Si vamos a aceptar el protagonismo de la imagen en la constitución del relato histórico, tenemos que aceptar también la relatividad del relato histórico. Y tenemos que aceptar que se está dando una relación dialéctica entre la necesidad de creer en la imagen y la poca credibilidad de la imagen.

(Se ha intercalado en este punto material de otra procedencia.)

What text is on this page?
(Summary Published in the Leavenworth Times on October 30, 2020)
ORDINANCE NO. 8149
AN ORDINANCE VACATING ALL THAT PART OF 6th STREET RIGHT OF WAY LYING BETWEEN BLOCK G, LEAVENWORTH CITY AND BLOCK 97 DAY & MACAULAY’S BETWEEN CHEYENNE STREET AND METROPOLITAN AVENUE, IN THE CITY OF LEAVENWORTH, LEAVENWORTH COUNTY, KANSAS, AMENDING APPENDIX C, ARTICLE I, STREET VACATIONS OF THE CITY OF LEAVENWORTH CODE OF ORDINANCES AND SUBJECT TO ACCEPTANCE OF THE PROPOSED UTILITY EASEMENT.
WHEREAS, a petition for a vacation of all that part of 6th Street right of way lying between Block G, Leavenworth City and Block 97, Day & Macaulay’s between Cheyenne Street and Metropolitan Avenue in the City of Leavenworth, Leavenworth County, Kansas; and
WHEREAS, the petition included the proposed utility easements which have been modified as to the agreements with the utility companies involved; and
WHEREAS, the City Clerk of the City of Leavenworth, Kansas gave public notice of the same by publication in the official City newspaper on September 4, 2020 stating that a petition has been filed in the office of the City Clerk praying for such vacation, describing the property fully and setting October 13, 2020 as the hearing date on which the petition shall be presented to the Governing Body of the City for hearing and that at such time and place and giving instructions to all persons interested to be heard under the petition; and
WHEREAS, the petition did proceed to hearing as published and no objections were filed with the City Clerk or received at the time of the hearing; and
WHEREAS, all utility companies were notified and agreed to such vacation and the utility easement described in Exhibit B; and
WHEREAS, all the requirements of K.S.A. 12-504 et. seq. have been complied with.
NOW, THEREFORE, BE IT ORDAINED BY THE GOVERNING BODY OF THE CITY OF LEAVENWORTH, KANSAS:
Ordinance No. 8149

Por ejemplo, tenemos la proliferación de páginas en Internet en las que se cuestiona la veracidad de la información que se distribuyó oficialmente a partir de los sucesos del 11 de septiembre. Esas páginas se ofrecen como ejercicio de resistencia ante el modo casi obsesivo con que se ha involucrado a la gente, ya no en la Historia, sino en una historia construida desde los medios. Pero el medio mismo es ya portador de la desconfianza. La desconfianza es parte de la identidad del medio. Esto hace que no parezcan menos confiables las versiones oficiales que aquellas dirigidas a minar o socavar su credibilidad.

Si todavía es necesario discutir sobre la credibilidad de los medios es porque seguimos creyendo en los medios. Si todavía es necesario discutir la poca verosimilitud de la fotografía es porque seguimos creyendo en la fotografía, es porque sigue siendo eficiente. Es eficiente incluso aunque no creamos en ella, pues su capacidad de persuasión está más allá de la desconfianza que provoca. En todo caso esto nos da una pauta para mantener la discusión sobre la relación entre realidad y fantasía o entre historia y ficción o entre historia e imagen.

Jean Francois Lyotard, en su ensayo La postmodernidad explicada a los niños, habla de la postmodernidad en términos de aniquilación de los metarrelatos que tienen que ver con la historia y la misión progresiva de la historia (el paradigma del sujeto ilustrado, el paradigma de la tecno-ciencia o el paradigma moral-religioso de raíz juedeo-cristiana).1 Él llega a señalar uno de los momentos de aniquilación de estos metarrelatos en el llamado “holocausto” ocurrido en la segunda guerra mundial. Es para él un momento en que se liquidan estos paradigmas que deberían haber propiciado la reivindicación del sujeto moderno.

 

Es posible que los sucesos del 11 de septiembre no tengan la magnitud real, y ni siquiera la magnitud simbólica de los campos de concentración durante la Segunda Guerra Mundial. Ni siquiera en términos de espectáculo podría equipararse la contemplación de esos hechos en la televisión con el descubrimiento y la publicación de las imágenes de los campos de concentración nazis. Sin embargo, es muy probable, que la capacidad de impacto visual haya sido mejor administrada en el 2001 que en 1945. Y en consecuencia, la eficiencia del mecanismo retórico de estas imágenes sea más constatable. Finalmente es muy posible también que esté funcionando un aparato de sustitución, mediante el cual el impacto de un hecho representado, transmitido y reproducido en la actualidad borra el impacto de otro transmitido hace 60 años.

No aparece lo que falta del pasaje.